Depois, a Tocha foi para a rua, onde era esperada por crianças de todas as escolas, moradores que não estavam trabalhando e gente que deu um perdido no serviço para ver o fogo passar. Foi um fuzuê. À moda de Kilmarnock, mas foi um fuzuê. Na sequência, vieram as ativações da Coca-Cola, da Samsung e do Scotish Bank, empresas que já haviam distribuído bandeiras, faixas, apitos, pandeiros e outros fazedores de barulho. Pronto. Kilmarnock já estava na Olimpíada. E, assim, cidade após cidade, a tocha foi engajando as pessoas no maior evento esportivo do mundo.



Quem teve o privilégio de conduzir a Tocha contou depois que a experiência é como se tornar uma espécie de para-raio, catalizador de todos os pensamentos, emoções e energias positivas. Dessas que a gente fica com a impressão de que ainda dá para mudar o mundo, sabe? Não é à toa: durante dois minutos e meio, cada um deles foi a única pessoa no planeta que teve nas mãos o objeto que é portador da mensagem mais ecumênica de fé na humanidade. Pode parecer meio piegas, mas não é. As pessoas ficam verdadeiramente tocadas.

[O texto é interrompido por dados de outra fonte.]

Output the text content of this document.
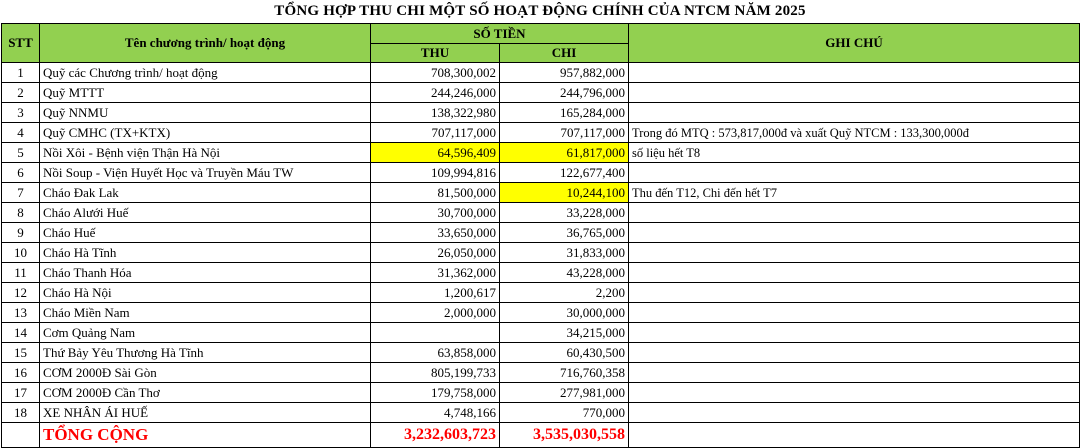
TỔNG HỢP THU CHI MỘT SỐ HOẠT ĐỘNG CHÍNH CỦA NTCM NĂM 2025
STT	Tên chương trình/ hoạt động	SỐ TIỀN		GHI CHÚ
		THU	CHI	
1	Quỹ các Chương trình/ hoạt động	708,300,002	957,882,000	
2	Quỹ MTTT	244,246,000	244,796,000	
3	Quỹ NNMU	138,322,980	165,284,000	
4	Quỹ CMHC (TX+KTX)	707,117,000	707,117,000	Trong đó MTQ : 573,817,000đ và xuất Quỹ NTCM : 133,300,000đ
5	Nồi Xôi - Bệnh viện Thận Hà Nội	64,596,409	61,817,000	số liệu hết T8
6	Nồi Soup - Viện Huyết Học và Truyền Máu TW	109,994,816	122,677,400	
7	Cháo Đak Lak	81,500,000	10,244,100	Thu đến T12, Chi đến hết T7
8	Cháo Alưới Huế	30,700,000	33,228,000	
9	Cháo Huế	33,650,000	36,765,000	
10	Cháo Hà Tĩnh	26,050,000	31,833,000	
11	Cháo Thanh Hóa	31,362,000	43,228,000	
12	Cháo Hà Nội	1,200,617	2,200	
13	Cháo Miền Nam	2,000,000	30,000,000	
14	Cơm Quảng Nam		34,215,000	
15	Thứ Bảy Yêu Thương Hà Tĩnh	63,858,000	60,430,500	
16	CƠM 2000Đ Sài Gòn	805,199,733	716,760,358	
17	CƠM 2000Đ Cần Thơ	179,758,000	277,981,000	
18	XE NHÂN ÁI HUẾ	4,748,166	770,000	
	TỔNG CỘNG	3,232,603,723	3,535,030,558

Por isso, para os patrocinadores, a oportunidade de surfar nessa onda de corações abertos e almas desarmadas pode ser também uma grande armadilha. É preciso saber a dose certa entre ser uma companhia disposta a tornar o momento inesquecível na vida das pessoas e deixar algo também para o futuro ou mais uma marca invadindo a festa com mega logotipos e brindes inúteis que se acumulam no chão. A hora é de ter, mais do que a fórmula, a sensibilidade de se comunicar de maneira honesta com as pessoas e não simplesmente comprar um evento do qual elas já se sentem donas para fazer dele o quintal da sua marca.